The paper evaluates the capability of the Square Kilometre Array (SKA) to measure magnetic fields in galaxy clusters through Faraday rotation of background polarized radio sources. Using simulations based on current knowledge of intracluster electron densities and magnetic field strengths, the authors estimate that roughly 10 % of the sky is covered by an extragalactic Faraday screen with rotation measures (RMs) typically between 10 and 100 rad m⁻², while cluster cores can reach up to ~5000 rad m⁻². Two SKA observing modes are considered: the mid‑frequency aperture array (MFAA) and the low‑frequency dish array (LFA). Both provide sufficient sensitivity across the 1–10 GHz band to detect RMs from 10 to 5000 rad m⁻² with a signal‑to‑noise ratio of ten or better.

A key result is the predicted source density achievable with a 100‑hour integration per field. The simulations indicate an average of about one polarized background source per square arcminute, corresponding to a grid spacing of 36 arcseconds. Within a typical cluster radius (≈1 Mpc) this yields 30–50 background sources, enough to sample the spatial RM variation across the cluster.
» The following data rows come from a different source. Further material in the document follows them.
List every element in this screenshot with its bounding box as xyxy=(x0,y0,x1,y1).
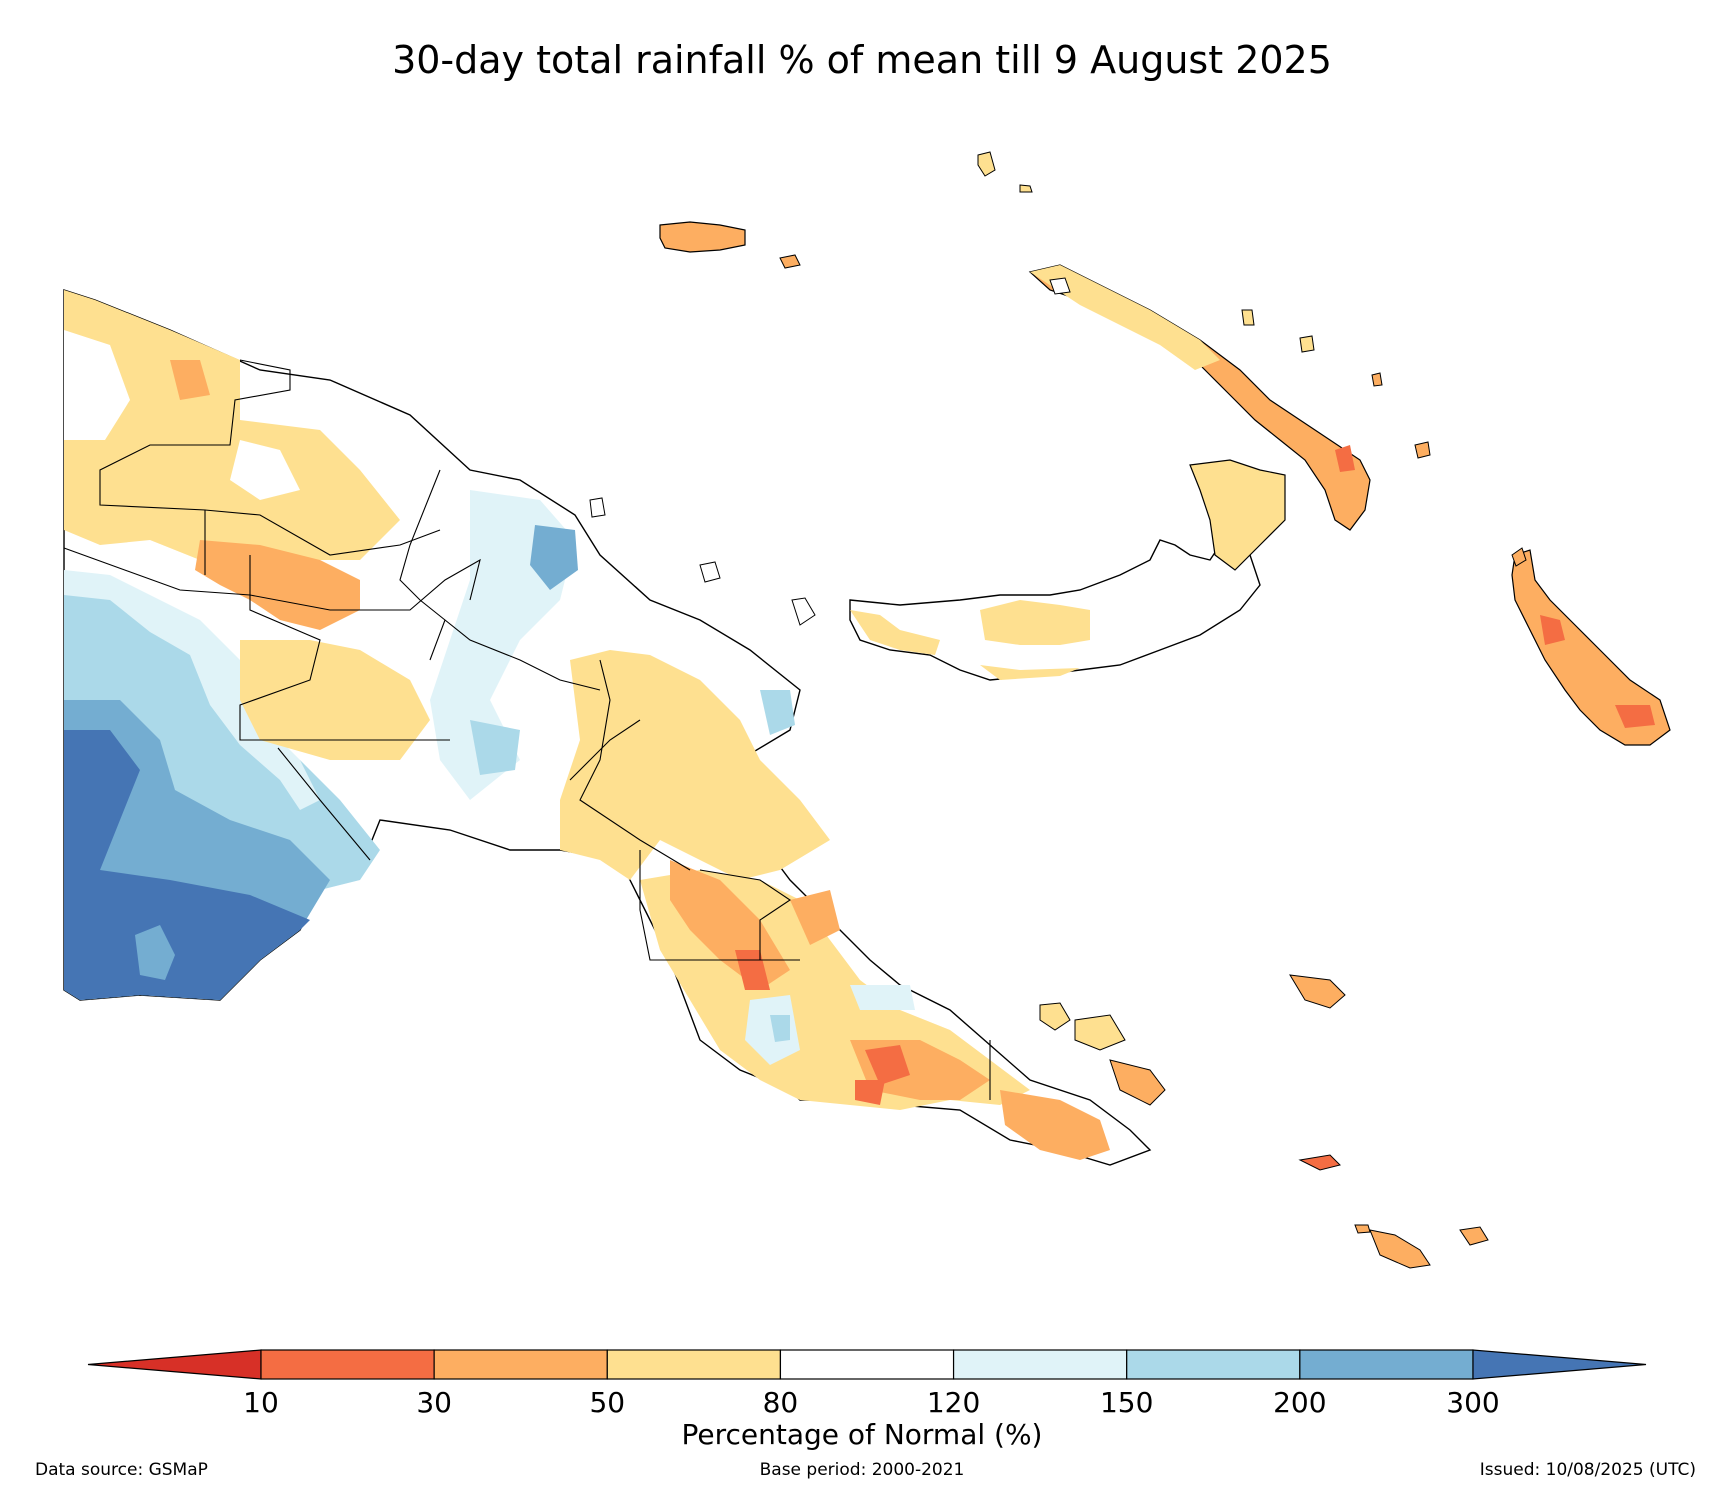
new-britain-dry-central xyxy=(980,600,1090,645)
region-dry-patch-north xyxy=(170,360,210,400)
island-emirau xyxy=(1019,184,1033,193)
colorbar-bin xyxy=(952,1349,1128,1380)
colorbar-extend-high xyxy=(1472,1349,1647,1380)
colorbar-tick-label: 80 xyxy=(762,1386,799,1419)
colorbar-bin xyxy=(606,1349,782,1380)
island-lihir xyxy=(1299,335,1315,353)
region-very-wet-2 xyxy=(64,730,310,1000)
region-milne-bay xyxy=(1000,1090,1110,1160)
region-dry-north-white-1 xyxy=(64,330,130,440)
region-dry-madang xyxy=(560,650,830,880)
region-moist-papua-2 xyxy=(770,1015,790,1042)
region-wet-central xyxy=(470,720,520,775)
colorbar-bin xyxy=(260,1349,435,1380)
region-drier-papua-2 xyxy=(790,890,840,945)
region-wet-madang xyxy=(760,690,795,735)
region-wet-patch xyxy=(135,925,175,980)
region-dry-north-white-2 xyxy=(230,440,300,500)
issued-date: Issued: 10/08/2025 (UTC) xyxy=(1479,1460,1696,1480)
colorbar xyxy=(87,1349,1647,1380)
island-small-1 xyxy=(791,597,816,626)
dentrecasteaux-1 xyxy=(1039,1002,1071,1031)
region-driest-1 xyxy=(865,1045,910,1085)
region-moist-band xyxy=(64,570,320,810)
island-small-4 xyxy=(1049,277,1071,295)
colorbar-tick-label: 300 xyxy=(1446,1386,1500,1419)
map-title: 30-day total rainfall % of mean till 9 A… xyxy=(392,38,1332,82)
new-ireland-dry-tip xyxy=(1030,265,1220,370)
region-wet-sepik xyxy=(530,525,578,590)
region-moist-papua xyxy=(745,995,800,1065)
region-highlands-dry-2 xyxy=(240,640,430,760)
base-period: Base period: 2000-2021 xyxy=(759,1460,965,1480)
colorbar-extend-low xyxy=(87,1349,262,1380)
colorbar-tick-label: 10 xyxy=(243,1386,279,1419)
island-feni xyxy=(1371,372,1383,387)
mainland xyxy=(63,289,1152,1166)
data-source: Data source: GSMaP xyxy=(35,1460,208,1480)
bougainville xyxy=(1511,549,1671,746)
island-nw-1 xyxy=(779,254,801,269)
new-britain-dry-south xyxy=(980,660,1100,680)
misima-island xyxy=(1354,1224,1371,1234)
colorbar-bin xyxy=(779,1349,955,1380)
colorbar-label: Percentage of Normal (%) xyxy=(681,1418,1043,1451)
province-boundaries xyxy=(63,359,991,1100)
gazelle-peninsula xyxy=(1189,459,1286,571)
buka-island xyxy=(1511,547,1527,567)
rossel-island xyxy=(1459,1226,1489,1246)
island-tabar xyxy=(1241,309,1255,326)
colorbar-tick-label: 50 xyxy=(589,1386,626,1419)
manus-island xyxy=(659,221,746,253)
colorbar-tick-label: 200 xyxy=(1273,1386,1327,1419)
bougainville-driest-1 xyxy=(1540,615,1565,645)
colorbar-bin xyxy=(433,1349,608,1380)
colorbar-tick-label: 150 xyxy=(1099,1386,1154,1419)
new-ireland-driest xyxy=(1335,445,1355,472)
island-small-3 xyxy=(589,497,606,518)
sudest-island xyxy=(1369,1229,1431,1269)
island-tanga xyxy=(1414,441,1431,459)
region-driest-2 xyxy=(855,1080,885,1105)
bougainville-driest-2 xyxy=(1615,705,1655,728)
woodlark-island xyxy=(1298,1154,1341,1171)
colorbar-bin xyxy=(1126,1349,1301,1380)
trobriand-island xyxy=(1289,974,1346,1009)
island-small-2 xyxy=(699,561,721,583)
dentrecasteaux-2 xyxy=(1074,1014,1126,1051)
colorbar-tick-label: 30 xyxy=(416,1386,452,1419)
new-britain xyxy=(849,459,1286,681)
region-moist-east xyxy=(850,985,915,1010)
colorbar-tick-label: 120 xyxy=(926,1386,981,1419)
island-mussau xyxy=(977,151,996,177)
region-dry-north xyxy=(64,290,400,590)
colorbar-bin xyxy=(1299,1349,1474,1380)
dentrecasteaux-3 xyxy=(1109,1059,1166,1106)
new-britain-dry-west xyxy=(850,610,940,655)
Such a density enables stacking analyses that can extend to high redshift (z > 1) even with the Phase‑1 SKA, providing statistical constraints on the average cluster RM evolution.

With the full SKA aperture array, the dramatically improved sensitivity allows the detection of >100 background sources per cluster out to z ≈ 0.5 and >1000 sources for nearby clusters (z < 0.1). This dense sampling permits three‑dimensional reconstruction of the RM distribution, and when combined with independent electron‑density measurements (e.g., X‑ray or Sunyaev‑Zel’dovich observations) it enables precise determination of the magnetic‑field radial profile B(r) ∝ n_e(r)^η. Moreover, assuming future electron‑density estimates for high‑z clusters, the authors show that the power‑law index m in the evolutionary model B ∝ (1+z)^m can be constrained to within Δm ≈ 0.4. This represents a significant tightening of current uncertainties (m ≈ 0.5–1.0) and provides a critical test of theoretical models for magnetic‑field amplification and cosmological magnetogenesis.

The paper also outlines a practical observing strategy: an initial wide‑area, low‑resolution RM survey to map the foreground Faraday screen, followed by targeted high‑resolution observations of selected clusters. Stacking of many clusters yields average RM trends at high redshift, while individual clusters with sufficient background source density allow detailed magnetic‑field morphology studies. The authors stress that the combination of SKA’s unprecedented sensitivity, angular resolution, and frequency coverage makes it uniquely suited to transform our understanding of intracluster magnetic fields, their scaling with electron density, and their cosmological evolution.